Photoshop Dodge and Burn with Nik Color Efex Pro

Nik Multimedia has a somewhat curious product line. Sharpener Pro and Color Efex Pro, its two collections of plug-ins for Adobe Photoshop, offer many features and capabilities that are already built-in to most image editors. So why in the world would you ever spend $299.95 for a package like Color Efex Pro?
Because in addition to providing a streamlined interface to many actions that are normally fairly complicated with Photoshop, Color Efex Pro creates results in just a few clicks that might normally take hours of experimentation and fiddling. And, in a few cases, Color Efex Pro provides capabilities that you would be hard-pressed to pull off at all on your own.
For the most part, Nik Multimedia has eschewed wacky effects and weird psychedelia in favor of color corrections modeled on real-world techniques used by analog photographers. If you’re already familiar with using lens filters to improve contrast, polarize images, or create varying exposures in an image, then you’ll feel right at home with Color Efex.
Mostly Filtering
You install Color Efex Pro’s 55 filters by simply copying them into the plug-ins folder of Photoshop or of any software that supports Photoshop plug-ins. In Photoshop the Color Efex Pro filters appear in a special Color Efex Pro sub-menu of the main Photoshop Filter menu.
As mentioned earlier, many of the Color Efex Pro filters are modeled after real-world filters you might attach to the lens of your camera. For example, experienced film photographers know that when shooting black and white, you can use red or yellow filters to darken skies, or green filters to increase the contrast in foliage. Nik Multimedia has provided some amazing filters that achieve these same effects on color images — without adding a color cast to the image. So, throw a Color Efex Pro Contrast Red filter on to your image and you’ll see your skies darken and your reds desaturate, but no other colors will be affected!
Color Efex Pro provides separate contrast filters for blue, cyan, magenta, green, yellow, and red, and each filter provides sliders for controlling brightness and contrast within the filter’s color range, as well as a Spectrum slider for fine-tuning the color temperature range you would like to adjust. Experienced Photoshop users might be afraid of brightness and contrast controls, given that they tend to wreck the white and black points in your image, but you can relax with Color Efex Pro. During our testing its brightness and contrast controls did a much better job than the controls in most image editors of preserving black points, white points, and overall tonal curves.
Graduation
Color Efex Pro’s graduated filters show the same intelligence as its contrast filters as they adjust color and contrast along a gradient. Offering a number of corrections, these filters have an automatic layer mask that constrains their influence to just the top or bottom of an image, and that smoothly fades the effect to create an even transition between filtered and non-filtered areas.

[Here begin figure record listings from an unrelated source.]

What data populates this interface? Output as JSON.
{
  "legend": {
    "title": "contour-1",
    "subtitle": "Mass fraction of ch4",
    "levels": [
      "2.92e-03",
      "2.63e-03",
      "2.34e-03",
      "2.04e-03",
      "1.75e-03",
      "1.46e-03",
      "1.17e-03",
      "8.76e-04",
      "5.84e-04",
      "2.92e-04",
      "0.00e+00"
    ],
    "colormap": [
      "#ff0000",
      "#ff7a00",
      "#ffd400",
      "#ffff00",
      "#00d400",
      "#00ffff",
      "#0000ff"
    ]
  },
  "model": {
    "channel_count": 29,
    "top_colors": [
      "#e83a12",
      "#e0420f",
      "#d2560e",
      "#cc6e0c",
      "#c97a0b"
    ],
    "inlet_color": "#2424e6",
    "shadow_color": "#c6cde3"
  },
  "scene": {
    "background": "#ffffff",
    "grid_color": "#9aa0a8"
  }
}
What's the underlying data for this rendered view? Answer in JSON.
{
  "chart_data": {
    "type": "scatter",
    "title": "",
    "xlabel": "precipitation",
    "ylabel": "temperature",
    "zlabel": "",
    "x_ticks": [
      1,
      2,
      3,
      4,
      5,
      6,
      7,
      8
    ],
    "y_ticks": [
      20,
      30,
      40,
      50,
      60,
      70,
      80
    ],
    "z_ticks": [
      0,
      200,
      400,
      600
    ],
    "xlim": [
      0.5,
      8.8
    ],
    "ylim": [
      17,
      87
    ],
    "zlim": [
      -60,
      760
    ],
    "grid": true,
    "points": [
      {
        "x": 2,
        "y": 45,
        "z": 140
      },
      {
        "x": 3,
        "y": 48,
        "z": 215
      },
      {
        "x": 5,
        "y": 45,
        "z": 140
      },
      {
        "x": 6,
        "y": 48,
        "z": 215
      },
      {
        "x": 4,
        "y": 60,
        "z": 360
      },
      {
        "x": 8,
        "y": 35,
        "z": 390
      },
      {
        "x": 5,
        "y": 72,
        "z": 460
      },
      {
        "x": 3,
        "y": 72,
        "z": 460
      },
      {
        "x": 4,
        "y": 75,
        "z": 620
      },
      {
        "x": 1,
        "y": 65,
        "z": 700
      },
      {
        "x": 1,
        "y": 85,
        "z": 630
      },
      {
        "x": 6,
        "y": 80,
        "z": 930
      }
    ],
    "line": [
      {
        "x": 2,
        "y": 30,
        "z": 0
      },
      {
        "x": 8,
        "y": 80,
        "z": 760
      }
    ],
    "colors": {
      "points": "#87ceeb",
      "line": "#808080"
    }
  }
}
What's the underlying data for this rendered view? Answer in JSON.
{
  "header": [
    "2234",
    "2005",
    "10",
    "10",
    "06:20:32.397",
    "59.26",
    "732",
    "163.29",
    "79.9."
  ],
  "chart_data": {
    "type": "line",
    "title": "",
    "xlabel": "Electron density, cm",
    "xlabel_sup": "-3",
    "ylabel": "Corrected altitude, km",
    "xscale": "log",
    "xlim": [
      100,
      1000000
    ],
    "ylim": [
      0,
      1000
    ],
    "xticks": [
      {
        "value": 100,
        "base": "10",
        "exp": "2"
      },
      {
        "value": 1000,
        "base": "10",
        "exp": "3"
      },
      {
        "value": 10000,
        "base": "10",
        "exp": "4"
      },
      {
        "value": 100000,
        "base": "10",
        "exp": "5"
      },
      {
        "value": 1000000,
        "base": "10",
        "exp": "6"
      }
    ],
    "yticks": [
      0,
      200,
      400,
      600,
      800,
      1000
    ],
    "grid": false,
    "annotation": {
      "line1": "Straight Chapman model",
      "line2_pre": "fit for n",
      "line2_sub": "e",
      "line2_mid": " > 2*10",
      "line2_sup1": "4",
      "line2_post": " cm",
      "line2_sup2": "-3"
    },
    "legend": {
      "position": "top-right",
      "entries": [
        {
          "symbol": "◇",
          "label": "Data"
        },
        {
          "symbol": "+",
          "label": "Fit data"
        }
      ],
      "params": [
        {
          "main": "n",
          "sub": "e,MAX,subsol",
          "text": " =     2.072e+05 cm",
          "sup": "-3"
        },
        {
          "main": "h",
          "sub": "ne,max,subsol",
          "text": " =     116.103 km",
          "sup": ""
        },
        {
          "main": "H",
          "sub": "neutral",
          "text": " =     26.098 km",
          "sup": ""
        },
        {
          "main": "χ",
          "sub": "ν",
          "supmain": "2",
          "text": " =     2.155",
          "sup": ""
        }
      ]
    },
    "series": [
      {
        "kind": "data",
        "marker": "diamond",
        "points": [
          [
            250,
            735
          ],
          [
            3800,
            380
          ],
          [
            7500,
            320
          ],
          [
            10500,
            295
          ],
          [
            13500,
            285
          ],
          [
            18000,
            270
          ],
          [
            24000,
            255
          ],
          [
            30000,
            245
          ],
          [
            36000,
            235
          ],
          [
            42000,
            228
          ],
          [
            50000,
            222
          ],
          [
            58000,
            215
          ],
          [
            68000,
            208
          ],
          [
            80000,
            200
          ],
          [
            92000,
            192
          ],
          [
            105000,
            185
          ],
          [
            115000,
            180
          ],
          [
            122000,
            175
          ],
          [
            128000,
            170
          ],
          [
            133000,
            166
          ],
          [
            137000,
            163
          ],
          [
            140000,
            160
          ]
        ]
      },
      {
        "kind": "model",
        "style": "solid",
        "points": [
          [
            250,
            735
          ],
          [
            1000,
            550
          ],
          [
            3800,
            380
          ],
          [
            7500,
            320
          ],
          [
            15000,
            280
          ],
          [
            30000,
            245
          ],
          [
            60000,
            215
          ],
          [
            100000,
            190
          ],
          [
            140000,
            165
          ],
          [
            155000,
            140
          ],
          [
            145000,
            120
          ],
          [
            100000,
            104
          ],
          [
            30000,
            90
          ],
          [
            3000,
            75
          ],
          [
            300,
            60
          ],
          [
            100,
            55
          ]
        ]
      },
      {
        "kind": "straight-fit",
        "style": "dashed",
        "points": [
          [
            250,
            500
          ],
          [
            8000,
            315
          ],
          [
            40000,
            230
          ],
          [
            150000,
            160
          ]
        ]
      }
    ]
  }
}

In addition to orange, blue, and bi-color graduated filters that can be used to create somewhat surreal results, Color Efex Pro includes a number of more-practical colors that can be used to automatically improve the appearance of skies in your images. Graduated Blue 201h, for example, adds color and contrast to blown-out or overexposed skies, without altering the appearance of the landscape at the bottom of an image.

Original image.

Color Efex Pro’s Graduated Blue 201h filter makes it easy to add color to a washed-out or blown-out sky.
Graduated Grey 0h (zero-h), meanwhile, will darken a sky, thus improving contrast, without altering its color. Like the other graduated filters, the built-in layer mask preserves the tone of the bottom of your image. In addition to color and intensity controls, each of these filters includes sliders for adjusting the angle of the filter’s horizon.
Weird Colors
Color Efex Pro also includes a number of filters that perform rather extreme color changes. The Midnight series, for example, consists of five different-colored filters that you can use to create a dark, sinister mood in an image. Color Stylizer and Duplex, meanwhile, create effects roughly akin to monotones and duotones.

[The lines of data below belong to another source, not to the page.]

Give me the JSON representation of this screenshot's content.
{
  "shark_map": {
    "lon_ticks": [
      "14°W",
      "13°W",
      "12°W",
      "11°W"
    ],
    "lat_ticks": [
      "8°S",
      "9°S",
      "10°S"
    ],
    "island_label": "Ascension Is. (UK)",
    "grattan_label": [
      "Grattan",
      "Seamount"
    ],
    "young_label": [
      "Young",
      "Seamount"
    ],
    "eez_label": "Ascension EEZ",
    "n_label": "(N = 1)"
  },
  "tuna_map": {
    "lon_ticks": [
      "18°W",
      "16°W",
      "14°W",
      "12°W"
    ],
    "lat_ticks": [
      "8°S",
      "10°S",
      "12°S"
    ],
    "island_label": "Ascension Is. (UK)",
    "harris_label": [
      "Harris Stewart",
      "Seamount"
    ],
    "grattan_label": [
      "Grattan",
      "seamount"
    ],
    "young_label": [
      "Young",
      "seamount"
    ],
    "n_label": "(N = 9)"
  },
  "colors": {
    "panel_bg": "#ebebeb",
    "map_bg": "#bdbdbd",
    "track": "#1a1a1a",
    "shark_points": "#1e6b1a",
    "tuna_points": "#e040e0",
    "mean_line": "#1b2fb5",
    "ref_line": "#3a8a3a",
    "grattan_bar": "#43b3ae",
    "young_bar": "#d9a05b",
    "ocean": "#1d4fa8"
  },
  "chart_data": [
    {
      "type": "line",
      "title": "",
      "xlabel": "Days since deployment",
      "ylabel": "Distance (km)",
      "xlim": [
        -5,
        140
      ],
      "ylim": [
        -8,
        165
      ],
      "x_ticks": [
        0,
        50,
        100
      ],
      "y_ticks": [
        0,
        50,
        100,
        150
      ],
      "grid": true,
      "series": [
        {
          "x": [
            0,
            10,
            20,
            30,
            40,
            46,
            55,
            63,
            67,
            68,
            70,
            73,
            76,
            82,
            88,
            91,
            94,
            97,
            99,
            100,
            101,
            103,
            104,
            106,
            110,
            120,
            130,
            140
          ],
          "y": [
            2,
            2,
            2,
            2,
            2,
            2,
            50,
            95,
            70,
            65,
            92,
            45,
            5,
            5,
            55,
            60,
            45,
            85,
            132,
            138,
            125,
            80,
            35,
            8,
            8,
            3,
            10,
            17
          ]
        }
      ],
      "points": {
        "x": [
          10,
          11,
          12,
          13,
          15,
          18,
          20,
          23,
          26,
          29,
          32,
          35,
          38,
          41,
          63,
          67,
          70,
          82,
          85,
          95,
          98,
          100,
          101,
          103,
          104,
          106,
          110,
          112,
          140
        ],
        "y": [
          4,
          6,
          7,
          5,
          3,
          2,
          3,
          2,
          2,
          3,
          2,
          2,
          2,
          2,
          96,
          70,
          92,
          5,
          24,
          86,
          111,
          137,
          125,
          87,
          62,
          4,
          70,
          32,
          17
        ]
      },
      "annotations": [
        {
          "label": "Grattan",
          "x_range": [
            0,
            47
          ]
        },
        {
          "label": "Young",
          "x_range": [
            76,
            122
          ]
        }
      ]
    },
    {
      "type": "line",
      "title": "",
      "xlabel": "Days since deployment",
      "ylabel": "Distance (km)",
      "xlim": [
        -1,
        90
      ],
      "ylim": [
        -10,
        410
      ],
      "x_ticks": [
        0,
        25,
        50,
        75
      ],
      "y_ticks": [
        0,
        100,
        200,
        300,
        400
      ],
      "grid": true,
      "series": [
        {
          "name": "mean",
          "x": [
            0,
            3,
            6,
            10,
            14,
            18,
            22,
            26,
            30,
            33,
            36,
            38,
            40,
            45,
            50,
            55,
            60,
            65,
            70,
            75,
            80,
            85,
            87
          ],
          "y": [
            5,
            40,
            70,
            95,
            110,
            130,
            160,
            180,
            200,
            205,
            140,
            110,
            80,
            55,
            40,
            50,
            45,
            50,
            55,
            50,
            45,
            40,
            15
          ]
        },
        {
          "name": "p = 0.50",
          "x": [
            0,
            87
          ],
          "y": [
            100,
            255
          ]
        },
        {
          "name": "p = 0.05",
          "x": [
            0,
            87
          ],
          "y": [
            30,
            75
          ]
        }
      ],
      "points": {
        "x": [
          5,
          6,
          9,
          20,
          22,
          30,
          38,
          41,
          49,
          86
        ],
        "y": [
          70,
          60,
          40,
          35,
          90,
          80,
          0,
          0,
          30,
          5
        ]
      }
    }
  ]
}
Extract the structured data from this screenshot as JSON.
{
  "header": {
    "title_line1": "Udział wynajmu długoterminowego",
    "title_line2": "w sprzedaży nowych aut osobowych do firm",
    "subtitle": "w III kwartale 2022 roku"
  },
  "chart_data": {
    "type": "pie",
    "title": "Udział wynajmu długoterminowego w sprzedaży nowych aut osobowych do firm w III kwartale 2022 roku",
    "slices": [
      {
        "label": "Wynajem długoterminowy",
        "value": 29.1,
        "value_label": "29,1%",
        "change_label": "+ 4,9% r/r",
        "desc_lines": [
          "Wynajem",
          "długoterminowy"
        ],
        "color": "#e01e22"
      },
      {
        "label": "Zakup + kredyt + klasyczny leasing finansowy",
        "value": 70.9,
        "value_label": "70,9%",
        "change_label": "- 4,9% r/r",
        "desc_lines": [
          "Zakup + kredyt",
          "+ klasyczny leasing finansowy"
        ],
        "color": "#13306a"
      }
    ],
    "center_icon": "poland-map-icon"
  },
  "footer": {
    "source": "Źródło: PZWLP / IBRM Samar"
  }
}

Old Photo does just what it says — it makes your image look like an old photo, and offers complete control over tint, grain, and contrast adjustment. Pastel creates a washed out, highly-unsaturated image that is ideal for backgrounds, whether in print or on the Web.

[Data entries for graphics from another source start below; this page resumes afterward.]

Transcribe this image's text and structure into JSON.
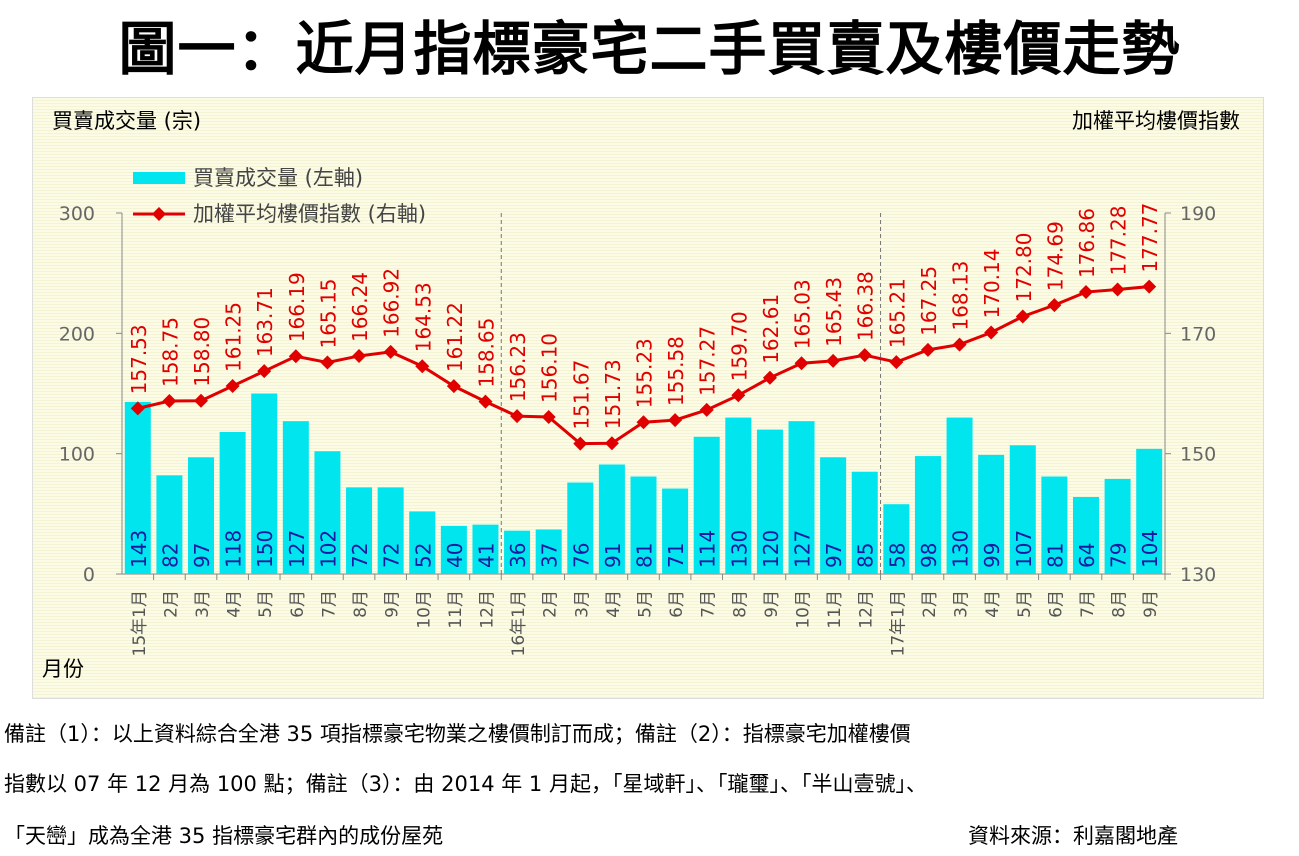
{
  "title": "圖一：近月指標豪宅二手買賣及樓價走勢",
  "chart_data": {
    "type": "bar+line",
    "title": "圖一：近月指標豪宅二手買賣及樓價走勢",
    "ylabel_left": "買賣成交量 (宗)",
    "ylabel_right": "加權平均樓價指數",
    "xlabel": "月份",
    "ylim_left": [
      0,
      300
    ],
    "yticks_left": [
      "0",
      "100",
      "200",
      "300"
    ],
    "ylim_right": [
      130,
      190
    ],
    "yticks_right": [
      "130",
      "150",
      "170",
      "190"
    ],
    "categories": [
      "15年1月",
      "2月",
      "3月",
      "4月",
      "5月",
      "6月",
      "7月",
      "8月",
      "9月",
      "10月",
      "11月",
      "12月",
      "16年1月",
      "2月",
      "3月",
      "4月",
      "5月",
      "6月",
      "7月",
      "8月",
      "9月",
      "10月",
      "11月",
      "12月",
      "17年1月",
      "2月",
      "3月",
      "4月",
      "5月",
      "6月",
      "7月",
      "8月",
      "9月"
    ],
    "series": [
      {
        "name": "買賣成交量 (左軸)",
        "type": "bar",
        "axis": "left",
        "color": "#00e5ee",
        "values": [
          143,
          82,
          97,
          118,
          150,
          127,
          102,
          72,
          72,
          52,
          40,
          41,
          36,
          37,
          76,
          91,
          81,
          71,
          114,
          130,
          120,
          127,
          97,
          85,
          58,
          98,
          130,
          99,
          107,
          81,
          64,
          79,
          104
        ]
      },
      {
        "name": "加權平均樓價指數 (右軸)",
        "type": "line",
        "axis": "right",
        "color": "#e00000",
        "values": [
          157.53,
          158.75,
          158.8,
          161.25,
          163.71,
          166.19,
          165.15,
          166.24,
          166.92,
          164.53,
          161.22,
          158.65,
          156.23,
          156.1,
          151.67,
          151.73,
          155.23,
          155.58,
          157.27,
          159.7,
          162.61,
          165.03,
          165.43,
          166.38,
          165.21,
          167.25,
          168.13,
          170.14,
          172.8,
          174.69,
          176.86,
          177.28,
          177.77
        ]
      }
    ],
    "legend": "top-left"
  },
  "notes": [
    "備註（1）：以上資料綜合全港 35 項指標豪宅物業之樓價制訂而成；備註（2）：指標豪宅加權樓價",
    "指數以 07 年 12 月為 100 點；備註（3）：由 2014 年 1 月起，「星域軒」、「瓏璽」、「半山壹號」、",
    "「天巒」成為全港 35 指標豪宅群內的成份屋苑"
  ],
  "source": "資料來源：利嘉閣地產"
}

The oddly named Monday Morning filter is the closest thing to a “special effect” filter that Color Efex Pro provides. Offering several different-colored versions, Monday Morning produces a very attractive soft, somewhat blurry image with very diffuse colors, and a nice amount of smeary noise. In many ways, it looks like a variation of the Old Photo filter. As with most special-effects filters, Monday Morning is probably not something you’ll use very often.